Acts 3 v 2
And a man lame from birth was being carried, whom they laid daily at the gate of the temple that is called the Beautiful Gate to ask alms of those entering the temple.
Jesus never condemns beggars, He is clear that defects are not “earned” because of sin (John 9:1–7). The healing of the lame is a sign that the Messiah has come (Isaiah 35:6). Healed,or not, the lame are welcome into God’s kingdom (Luke 14:21).

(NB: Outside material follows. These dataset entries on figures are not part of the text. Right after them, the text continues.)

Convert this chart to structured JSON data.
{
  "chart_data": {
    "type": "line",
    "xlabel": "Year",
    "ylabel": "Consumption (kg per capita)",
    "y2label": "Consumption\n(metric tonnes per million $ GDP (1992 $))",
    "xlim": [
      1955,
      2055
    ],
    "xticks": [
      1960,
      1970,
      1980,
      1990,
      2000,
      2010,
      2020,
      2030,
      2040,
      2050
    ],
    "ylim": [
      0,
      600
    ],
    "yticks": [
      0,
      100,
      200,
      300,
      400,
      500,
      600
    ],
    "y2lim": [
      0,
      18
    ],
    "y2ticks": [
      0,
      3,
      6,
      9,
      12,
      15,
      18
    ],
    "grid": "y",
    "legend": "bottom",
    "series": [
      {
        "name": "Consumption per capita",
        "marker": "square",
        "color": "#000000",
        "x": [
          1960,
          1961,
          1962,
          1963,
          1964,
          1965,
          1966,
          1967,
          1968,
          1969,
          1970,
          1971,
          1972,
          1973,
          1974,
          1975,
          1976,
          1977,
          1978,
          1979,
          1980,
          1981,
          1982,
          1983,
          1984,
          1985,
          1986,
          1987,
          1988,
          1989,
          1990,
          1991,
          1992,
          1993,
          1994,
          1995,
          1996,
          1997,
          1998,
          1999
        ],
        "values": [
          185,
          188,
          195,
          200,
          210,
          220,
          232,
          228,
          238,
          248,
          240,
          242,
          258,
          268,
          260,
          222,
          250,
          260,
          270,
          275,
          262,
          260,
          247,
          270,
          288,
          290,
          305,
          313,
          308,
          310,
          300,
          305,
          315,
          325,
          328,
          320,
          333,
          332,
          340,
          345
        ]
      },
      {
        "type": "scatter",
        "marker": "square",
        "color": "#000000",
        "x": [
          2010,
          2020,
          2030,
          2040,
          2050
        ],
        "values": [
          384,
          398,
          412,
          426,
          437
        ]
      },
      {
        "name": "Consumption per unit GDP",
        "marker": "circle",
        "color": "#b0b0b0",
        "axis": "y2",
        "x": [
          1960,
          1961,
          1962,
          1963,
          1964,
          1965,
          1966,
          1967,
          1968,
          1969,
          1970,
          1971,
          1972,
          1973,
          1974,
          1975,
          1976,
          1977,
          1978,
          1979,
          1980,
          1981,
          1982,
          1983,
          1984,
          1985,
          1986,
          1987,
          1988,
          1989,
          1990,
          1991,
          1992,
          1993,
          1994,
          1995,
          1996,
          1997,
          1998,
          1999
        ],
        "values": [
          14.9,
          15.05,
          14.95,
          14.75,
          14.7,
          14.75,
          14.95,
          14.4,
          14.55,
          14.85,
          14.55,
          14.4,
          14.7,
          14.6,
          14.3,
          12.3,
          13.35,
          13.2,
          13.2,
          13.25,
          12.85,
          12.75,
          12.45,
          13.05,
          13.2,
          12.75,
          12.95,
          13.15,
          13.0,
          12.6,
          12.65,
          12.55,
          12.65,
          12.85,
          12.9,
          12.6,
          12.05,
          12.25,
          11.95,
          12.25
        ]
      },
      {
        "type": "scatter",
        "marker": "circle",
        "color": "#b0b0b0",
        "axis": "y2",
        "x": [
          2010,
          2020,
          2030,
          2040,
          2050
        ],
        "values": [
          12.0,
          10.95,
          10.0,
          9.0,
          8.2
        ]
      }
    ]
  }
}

The “Beautiful Gates” location is uncertain. Being a “gate of the temple” doesn’t mean that it goes directly into the building; the phrase “the temple” is often used to mean the entire top of the Temple Mount. Some think it is one of the gates in the temple itself, but no other source mentions “the Beautiful Gate.” It is unclear if the lame were allowed into the temple though many believe they may have been banned. When David first captured Jerusalem, the inhabitants “Jebusites” mocked that the lame and blind could fight off his army. After his victory, the saying, “The blind and the lame shall not come into the house” became popular, but this refers to Jebusites, not actual blind and lame people (2 Samuel 5:6–8). Men who were lame were not allowed to be priests (Leviticus 21:17–18), but the Mosaic law doesn’t forbid the lame from entering the temple as worshipers.